Senior Ball: A Big Deal

Dances are a BIG Deal

By:  Damon Simkins, Chelsi Slack, Briana Frei, Casey Vest

Dances are a BIG Deal

Santa Clara City Hall – Senior Ball 2019

High school is a chicken pot pie, full of different personalities; and it’s a sad truth that these differences often end up serving as segregating walls that confine students to various ‘social circles.’ This occurs constantly, and is usually unrecognized, until it becomes very difficult to break these barriers of unspoken social expectation and do anything just because it would make someone’s day.

 Now, you’re probably checking the title of this article wondering what all this has anything to do with school dances. The point is, regardless of what social circles students are a part of, anyone and everyone enjoys being noticed and asked out. Unfortunately, too often these cliques keep us from helping others to experience this great feeling of value. In fact, a student surveyed for this article expressed that he knows a good friend from work who really struggled with this very issue. He explained that she had a few good friends, and she never really struggled with school work, but all the same – she hated high school.

This former snow canyon high student said “I felt I was forced to the bottom of the totem pole and unappreciated, without ever being given a chance to become known for who I am. I was never asked out to any dances or on any dates, and to this day have gone out only once, and I am now twenty-one,” she laments. “This led me to really feel like there was something wrong with me” she added. Fortunately, this kind of thing is the exception and doesn’t happen to the majority of students, but similar things happen more than you might think, and it is a big deal.

Some SCHS students (and one teacher) provided input on what they think about school dances. All provided the information anonymously. Below is what they had to say about why the dances are such a big deal.

“I don’t believe in mosh pits, it is just a ton of sweaty people jumping up and down pushing one another. I’m also not a fan of girls choice because I’ve never been asked to one.”

“I like dances, I don’t think they’re fair though, not a lot of people get asked and it sucks.”

“Love school dances! They are so fun and we like mosh pits!”

“I think school dances are fun, but it feels bad when you don’t get asked. But besides that, they are fun, except the girls ask guys ones, those suck.”

An SCHS teacher opposed some of these sentiments,

“No mosh pits! They are awful and dangerous. No day dates! Just do a dinner date, it is cheaper and less stressful. Formal dances! Learn how to waltz and swing etc. There are too many dances! Just do two: Prom and Homecoming.”
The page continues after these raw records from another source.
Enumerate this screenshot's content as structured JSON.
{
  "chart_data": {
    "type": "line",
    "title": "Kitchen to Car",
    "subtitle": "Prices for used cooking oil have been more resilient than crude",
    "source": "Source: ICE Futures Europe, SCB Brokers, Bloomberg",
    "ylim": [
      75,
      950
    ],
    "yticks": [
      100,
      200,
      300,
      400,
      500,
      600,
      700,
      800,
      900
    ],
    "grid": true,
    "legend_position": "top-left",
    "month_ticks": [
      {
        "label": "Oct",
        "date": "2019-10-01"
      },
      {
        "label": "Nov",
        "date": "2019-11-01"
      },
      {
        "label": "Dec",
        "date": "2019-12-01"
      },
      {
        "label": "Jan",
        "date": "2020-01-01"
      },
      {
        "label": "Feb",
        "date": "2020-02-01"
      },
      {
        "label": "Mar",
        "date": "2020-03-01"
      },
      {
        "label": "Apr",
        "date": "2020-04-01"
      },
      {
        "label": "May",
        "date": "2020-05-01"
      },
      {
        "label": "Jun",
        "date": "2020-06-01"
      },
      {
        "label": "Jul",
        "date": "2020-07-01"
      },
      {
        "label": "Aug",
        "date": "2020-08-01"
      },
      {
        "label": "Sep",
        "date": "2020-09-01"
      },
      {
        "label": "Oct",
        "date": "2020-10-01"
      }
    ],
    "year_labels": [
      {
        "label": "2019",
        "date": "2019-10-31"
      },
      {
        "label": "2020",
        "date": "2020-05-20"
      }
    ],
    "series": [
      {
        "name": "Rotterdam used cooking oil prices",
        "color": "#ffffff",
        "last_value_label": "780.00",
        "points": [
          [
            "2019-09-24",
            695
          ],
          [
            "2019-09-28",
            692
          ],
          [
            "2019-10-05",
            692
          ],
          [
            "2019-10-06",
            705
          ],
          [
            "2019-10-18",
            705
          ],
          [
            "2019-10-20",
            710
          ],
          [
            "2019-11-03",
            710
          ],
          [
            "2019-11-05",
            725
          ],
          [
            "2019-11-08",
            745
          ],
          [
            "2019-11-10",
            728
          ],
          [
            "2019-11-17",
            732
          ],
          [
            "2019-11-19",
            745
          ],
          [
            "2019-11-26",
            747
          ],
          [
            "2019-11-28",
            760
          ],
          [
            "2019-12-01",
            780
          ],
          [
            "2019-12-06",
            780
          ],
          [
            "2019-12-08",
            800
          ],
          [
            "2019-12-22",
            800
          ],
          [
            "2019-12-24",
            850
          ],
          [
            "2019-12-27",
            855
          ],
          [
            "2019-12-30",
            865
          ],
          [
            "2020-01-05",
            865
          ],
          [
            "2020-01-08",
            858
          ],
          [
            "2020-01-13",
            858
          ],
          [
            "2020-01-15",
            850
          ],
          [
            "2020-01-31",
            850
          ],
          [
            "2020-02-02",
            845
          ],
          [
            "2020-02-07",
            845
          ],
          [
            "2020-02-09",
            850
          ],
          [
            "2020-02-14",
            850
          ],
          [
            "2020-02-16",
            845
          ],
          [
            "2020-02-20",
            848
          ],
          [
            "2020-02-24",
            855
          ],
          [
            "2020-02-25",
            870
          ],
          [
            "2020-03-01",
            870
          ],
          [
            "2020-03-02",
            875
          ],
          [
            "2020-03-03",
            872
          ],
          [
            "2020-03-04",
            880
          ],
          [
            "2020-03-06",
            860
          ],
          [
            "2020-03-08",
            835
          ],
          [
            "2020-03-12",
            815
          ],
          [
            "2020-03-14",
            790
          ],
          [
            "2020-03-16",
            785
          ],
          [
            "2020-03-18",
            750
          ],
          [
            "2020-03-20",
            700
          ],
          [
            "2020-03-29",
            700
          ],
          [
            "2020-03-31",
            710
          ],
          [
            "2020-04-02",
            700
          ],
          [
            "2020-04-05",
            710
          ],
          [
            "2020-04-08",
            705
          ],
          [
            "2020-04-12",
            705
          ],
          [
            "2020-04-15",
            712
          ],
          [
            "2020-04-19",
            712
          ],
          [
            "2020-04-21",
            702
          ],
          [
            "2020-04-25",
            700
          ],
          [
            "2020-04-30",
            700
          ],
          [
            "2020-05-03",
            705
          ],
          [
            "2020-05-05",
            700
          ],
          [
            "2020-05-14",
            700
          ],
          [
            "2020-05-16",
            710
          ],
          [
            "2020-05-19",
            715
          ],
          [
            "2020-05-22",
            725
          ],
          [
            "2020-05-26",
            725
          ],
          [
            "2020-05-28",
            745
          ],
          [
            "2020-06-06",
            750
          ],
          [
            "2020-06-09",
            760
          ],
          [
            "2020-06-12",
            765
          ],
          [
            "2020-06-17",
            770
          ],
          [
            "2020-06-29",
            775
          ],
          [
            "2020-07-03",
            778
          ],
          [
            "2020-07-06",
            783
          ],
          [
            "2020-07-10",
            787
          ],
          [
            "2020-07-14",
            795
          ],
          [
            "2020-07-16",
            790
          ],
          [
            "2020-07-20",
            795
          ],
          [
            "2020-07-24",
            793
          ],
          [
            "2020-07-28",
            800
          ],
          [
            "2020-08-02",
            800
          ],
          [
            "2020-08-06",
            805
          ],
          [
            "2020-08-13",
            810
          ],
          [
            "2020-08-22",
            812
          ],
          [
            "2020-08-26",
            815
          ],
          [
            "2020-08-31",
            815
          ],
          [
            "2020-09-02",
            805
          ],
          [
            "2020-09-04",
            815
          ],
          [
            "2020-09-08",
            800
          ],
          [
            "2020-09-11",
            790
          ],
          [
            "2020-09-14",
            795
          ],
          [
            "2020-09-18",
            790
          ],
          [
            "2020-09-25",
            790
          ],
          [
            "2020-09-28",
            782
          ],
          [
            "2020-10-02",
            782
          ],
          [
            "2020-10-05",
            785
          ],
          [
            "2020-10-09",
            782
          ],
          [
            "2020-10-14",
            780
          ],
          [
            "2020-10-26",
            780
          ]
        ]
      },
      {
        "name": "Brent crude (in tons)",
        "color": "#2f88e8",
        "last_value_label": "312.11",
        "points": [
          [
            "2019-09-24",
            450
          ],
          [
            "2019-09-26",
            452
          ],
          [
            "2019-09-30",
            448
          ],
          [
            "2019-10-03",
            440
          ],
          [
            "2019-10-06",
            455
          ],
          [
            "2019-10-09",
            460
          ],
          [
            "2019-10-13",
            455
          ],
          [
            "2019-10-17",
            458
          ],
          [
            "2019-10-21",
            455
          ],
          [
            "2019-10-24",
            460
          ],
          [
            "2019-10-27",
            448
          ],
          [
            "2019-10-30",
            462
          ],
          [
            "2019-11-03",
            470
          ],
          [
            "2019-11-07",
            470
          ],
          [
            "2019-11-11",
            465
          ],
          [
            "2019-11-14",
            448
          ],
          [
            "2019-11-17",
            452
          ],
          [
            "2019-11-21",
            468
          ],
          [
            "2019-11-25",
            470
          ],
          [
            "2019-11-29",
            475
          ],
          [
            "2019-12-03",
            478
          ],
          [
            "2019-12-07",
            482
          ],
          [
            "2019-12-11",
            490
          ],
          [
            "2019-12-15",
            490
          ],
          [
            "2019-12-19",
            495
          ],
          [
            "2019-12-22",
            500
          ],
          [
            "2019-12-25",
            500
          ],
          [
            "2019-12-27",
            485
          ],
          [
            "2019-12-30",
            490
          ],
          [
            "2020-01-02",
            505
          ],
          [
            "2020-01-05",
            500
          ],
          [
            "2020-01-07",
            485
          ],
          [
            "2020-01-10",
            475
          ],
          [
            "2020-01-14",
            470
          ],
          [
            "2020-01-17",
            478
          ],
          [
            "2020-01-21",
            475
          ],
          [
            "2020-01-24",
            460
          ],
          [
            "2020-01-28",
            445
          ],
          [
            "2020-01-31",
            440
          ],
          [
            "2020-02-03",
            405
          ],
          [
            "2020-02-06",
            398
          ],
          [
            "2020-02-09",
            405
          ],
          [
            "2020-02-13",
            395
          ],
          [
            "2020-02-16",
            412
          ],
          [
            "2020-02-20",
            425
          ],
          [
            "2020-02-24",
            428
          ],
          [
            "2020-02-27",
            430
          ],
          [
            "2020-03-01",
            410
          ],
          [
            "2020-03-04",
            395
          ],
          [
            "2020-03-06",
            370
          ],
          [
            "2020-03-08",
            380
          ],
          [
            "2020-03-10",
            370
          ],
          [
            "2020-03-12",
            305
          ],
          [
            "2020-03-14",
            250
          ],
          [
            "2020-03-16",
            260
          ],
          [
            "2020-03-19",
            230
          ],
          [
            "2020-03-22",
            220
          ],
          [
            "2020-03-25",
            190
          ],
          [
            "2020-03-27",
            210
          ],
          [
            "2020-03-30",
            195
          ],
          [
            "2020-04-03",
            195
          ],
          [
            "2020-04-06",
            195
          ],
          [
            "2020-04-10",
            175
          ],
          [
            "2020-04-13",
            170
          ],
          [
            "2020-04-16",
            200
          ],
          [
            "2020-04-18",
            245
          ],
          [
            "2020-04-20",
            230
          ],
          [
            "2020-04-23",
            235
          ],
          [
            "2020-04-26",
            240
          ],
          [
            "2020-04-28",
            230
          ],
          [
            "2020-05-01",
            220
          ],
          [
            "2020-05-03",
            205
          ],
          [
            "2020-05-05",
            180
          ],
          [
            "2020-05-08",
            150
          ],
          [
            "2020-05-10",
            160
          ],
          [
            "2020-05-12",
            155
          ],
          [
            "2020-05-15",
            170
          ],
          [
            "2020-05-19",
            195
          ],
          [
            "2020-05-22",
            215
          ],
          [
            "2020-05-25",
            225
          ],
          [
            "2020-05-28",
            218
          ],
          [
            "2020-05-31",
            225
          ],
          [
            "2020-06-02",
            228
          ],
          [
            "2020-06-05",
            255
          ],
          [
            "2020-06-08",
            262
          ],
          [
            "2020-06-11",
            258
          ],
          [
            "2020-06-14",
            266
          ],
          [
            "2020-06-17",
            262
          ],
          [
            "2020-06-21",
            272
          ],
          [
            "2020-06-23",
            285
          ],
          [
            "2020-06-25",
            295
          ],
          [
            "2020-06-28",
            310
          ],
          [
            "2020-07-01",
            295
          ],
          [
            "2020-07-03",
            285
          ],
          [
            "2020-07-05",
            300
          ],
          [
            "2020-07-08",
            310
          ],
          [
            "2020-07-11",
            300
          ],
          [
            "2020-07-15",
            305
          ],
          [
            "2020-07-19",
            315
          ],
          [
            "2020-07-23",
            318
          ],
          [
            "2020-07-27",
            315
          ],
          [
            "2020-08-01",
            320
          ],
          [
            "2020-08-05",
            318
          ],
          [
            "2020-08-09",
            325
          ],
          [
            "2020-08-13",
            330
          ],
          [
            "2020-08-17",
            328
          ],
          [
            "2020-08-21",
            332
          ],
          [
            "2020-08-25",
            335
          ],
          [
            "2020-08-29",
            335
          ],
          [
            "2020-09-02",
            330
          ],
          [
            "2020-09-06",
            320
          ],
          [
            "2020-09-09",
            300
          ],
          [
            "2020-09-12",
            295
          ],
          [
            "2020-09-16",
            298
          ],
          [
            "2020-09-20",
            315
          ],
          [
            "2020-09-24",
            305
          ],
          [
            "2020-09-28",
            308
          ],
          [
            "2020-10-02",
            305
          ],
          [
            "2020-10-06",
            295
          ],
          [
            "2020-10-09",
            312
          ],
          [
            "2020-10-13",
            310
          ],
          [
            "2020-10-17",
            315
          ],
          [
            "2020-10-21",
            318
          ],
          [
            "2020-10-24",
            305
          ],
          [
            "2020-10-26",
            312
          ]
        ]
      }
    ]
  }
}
“There shouldn’t be as many formal, maybe 2 or 3. Do an occasional slow song. They shouldn’t be as expensive. If someone isn’t asked to the dance and they come stag, they should be asked to dance.”

“I think school dances are okay. It’d be nice to be asked but it’s alright if I’m not. Just go have fun in the most inexpensive way.”

School dances are a time to look forward to, a time when kids can forget for a whole day about different worries and problems they have to deal with, and just have fun; usually a day date, pictures, and finally dancing the night away with friends – maybe even that special someone.

The truth is, your date to a dance doesn’t have to be someone you’re in love with.  Instead, take the pressure off and go with somebody fun whose company you enjoy.  Treat your date how you’d like to be treated and make a memory together.

In this day and age, it is acceptable, and even encouraged, for young women to ask guys out to more than just girls’ choice dances. However, guys can’t just leave it to the girls to do all the asking.  We all get it; it can be nerve-wracking to ask someone out.  And it is definitely easier to do nothing.  Often, we lie to ourselves and say we’re “not really feeling it.” But, in reality, that’s just a defense mechanism against rejection.

Instead of hiding behind our defenses, if everyone made a conscious effort to ask somebody to a dance – not just ask the person at the top of their list either – but with everyone in mind, then that amazing feeling of value and appreciation will be spread through the entire school and community.

Everyone wants to be the hero of their own story, and it doesn’t take much. All we have to do, every now and then, is to spread our wings and take a chance on somebody new.  Ask the kids who deserve to be asked, not just those we want to ask. The truth is if you really want to have a good time, giving such an experience to someone else is the best of times.